Composição de 'canto' (lugar, recanto) e 'empoeirado' (coberto de poeira).

Origem

Século XVI

Composição de 'canto' (do latim cantus, 'canto', 'melodia', mas aqui no sentido de 'recanto', 'lugar') e 'empoeirado' (do latim pulverosus, 'cheio de pó'). A junção reflete a observação literal de um local com acúmulo de poeira.

Mudanças de sentido

Século XVI

Sentido literal: um local onde se acumula poeira.

Séculos XVII-XIX

Sentido figurado: associado a abandono, desuso, negligência, esquecimento. Pode se referir a objetos, lugares, ideias ou sentimentos.

Século XX - Atualidade

Mantém os sentidos anteriores, com ênfase em aspectos culturais, de memória e de patrimônio. Pode ser usado para descrever a falta de atualização de conhecimentos ou práticas.

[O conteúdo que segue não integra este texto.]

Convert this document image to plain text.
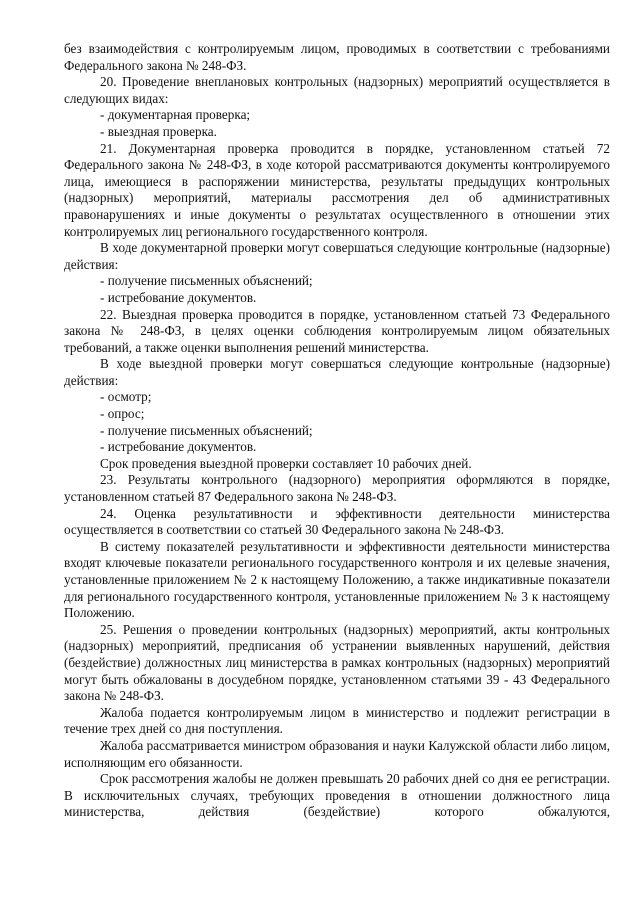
без взаимодействия с контролируемым лицом, проводимых в соответствии с требованиями Федерального закона № 248-ФЗ.

20. Проведение внеплановых контрольных (надзорных) мероприятий осуществляется в следующих видах:

- документарная проверка;

- выездная проверка.

21. Документарная проверка проводится в порядке, установленном статьей 72 Федерального закона № 248-ФЗ, в ходе которой рассматриваются документы контролируемого лица, имеющиеся в распоряжении министерства, результаты предыдущих контрольных (надзорных) мероприятий, материалы рассмотрения дел об административных правонарушениях и иные документы о результатах осуществленного в отношении этих контролируемых лиц регионального государственного контроля.

В ходе документарной проверки могут совершаться следующие контрольные (надзорные) действия:

- получение письменных объяснений;

- истребование документов.

22. Выездная проверка проводится в порядке, установленном статьей 73 Федерального закона № 248-ФЗ, в целях оценки соблюдения контролируемым лицом обязательных требований, а также оценки выполнения решений министерства.

В ходе выездной проверки могут совершаться следующие контрольные (надзорные) действия:

- осмотр;

- опрос;

- получение письменных объяснений;

- истребование документов.

Срок проведения выездной проверки составляет 10 рабочих дней.

23. Результаты контрольного (надзорного) мероприятия оформляются в порядке, установленном статьей 87 Федерального закона № 248-ФЗ.

24. Оценка результативности и эффективности деятельности министерства осуществляется в соответствии со статьей 30 Федерального закона № 248-ФЗ.

В систему показателей результативности и эффективности деятельности министерства входят ключевые показатели регионального государственного контроля и их целевые значения, установленные приложением № 2 к настоящему Положению, а также индикативные показатели для регионального государственного контроля, установленные приложением № 3 к настоящему Положению.

25. Решения о проведении контрольных (надзорных) мероприятий, акты контрольных (надзорных) мероприятий, предписания об устранении выявленных нарушений, действия (бездействие) должностных лиц министерства в рамках контрольных (надзорных) мероприятий могут быть обжалованы в досудебном порядке, установленном статьями 39 - 43 Федерального закона № 248-ФЗ.

Жалоба подается контролируемым лицом в министерство и подлежит регистрации в течение трех дней со дня поступления.

Жалоба рассматривается министром образования и науки Калужской области либо лицом, исполняющим его обязанности.

Срок рассмотрения жалобы не должен превышать 20 рабочих дней со дня ее регистрации. В исключительных случаях, требующих проведения в отношении должностного лица министерства, действия (бездействие) которого обжалуются,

Em contextos contemporâneos, 'canto-empoeirado' pode evocar nostalgia, mas também a necessidade de resgate e revitalização. A poeira, nesse sentido, simboliza o tempo que passou e a necessidade de 'limpar' e redescobrir.

Primeiro registro

Século XVII

Registros em crônicas e relatos de viagem que descrevem ambientes domésticos ou públicos em estado de desuso. A documentação exata é difícil devido à natureza coloquial e descritiva do termo.

Momentos culturais

Século XIX

Presente em obras literárias românticas e realistas para descrever cenários de decadência, abandono ou de memórias passadas, como em casas antigas ou objetos esquecidos.

Século XX

Utilizado em canções populares e poesia para evocar sentimentos de saudade, melancolia ou a passagem do tempo.

Atualidade

Aparece em discussões sobre patrimônio histórico, memória cultural e em narrativas que exploram o tema do esquecimento e do resgate.

Vida emocional

Evoca sentimentos de nostalgia, melancolia, abandono, mas também de mistério e descoberta. Pode gerar um senso de valorização do passado e do que foi esquecido.

Vida digital

Menos comum em buscas diretas, mas aparece em conteúdos relacionados a fotografia de 'lugares abandonados' (urbex), história, literatura e nostalgia. Pode ser usado em legendas de fotos ou em discussões sobre memórias.

Representações

Século XX - Atualidade

Frequentemente retratado em filmes e novelas que abordam temas de passado, memória, casas antigas, objetos herdados ou locais abandonados, para criar atmosfera e simbolizar o tempo.

Comparações culturais

Inglês: 'dusty corner' (canto empoeirado, literal e figurado), 'forgotten place' (lugar esquecido). Espanhol: 'rincón polvoriento' (canto empoeirado, literal e figurado), 'lugar olvidado' (lugar esquecido). Francês: 'coin poussiéreux' (canto empoeirado). Alemão: 'staubige Ecke' (canto empoeirado).

Relevância atual

O termo mantém sua relevância ao descrever tanto a condição física de locais e objetos quanto, metaforicamente, o estado de desuso ou esquecimento de ideias, memórias e aspectos culturais. É um termo que evoca a passagem do tempo e a importância da memória.

Formação e Composição

Século XVI - Início da formação do português brasileiro. O termo 'canto' (do latim cantus, 'canto', 'melodia') e 'empoeirado' (do latim pulverosus, 'cheio de pó') começam a ser usados em conjunto, inicialmente de forma literal para descrever um local com poeira.

Consolidação do Sentido Figurado

Séculos XVII-XIX - O termo 'canto-empoeirado' ganha conotação de abandono, desuso e negligência, aplicado a objetos, lugares e até mesmo a memórias ou sentimentos esquecidos. O uso se expande para a literatura e a linguagem coloquial.

Uso Contemporâneo

Século XX - Atualidade - O termo mantém seu sentido de local ou objeto empoeirado, mas também é usado metaforicamente para descrever aspectos da cultura, da memória ou de relações interpessoais que foram negligenciados ou esquecidos. Ganha força em contextos literários, artísticos e em discussões sobre patrimônio e memória.

canto-empoeirado

Composição de 'canto' (lugar, recanto) e 'empoeirado' (coberto de poeira).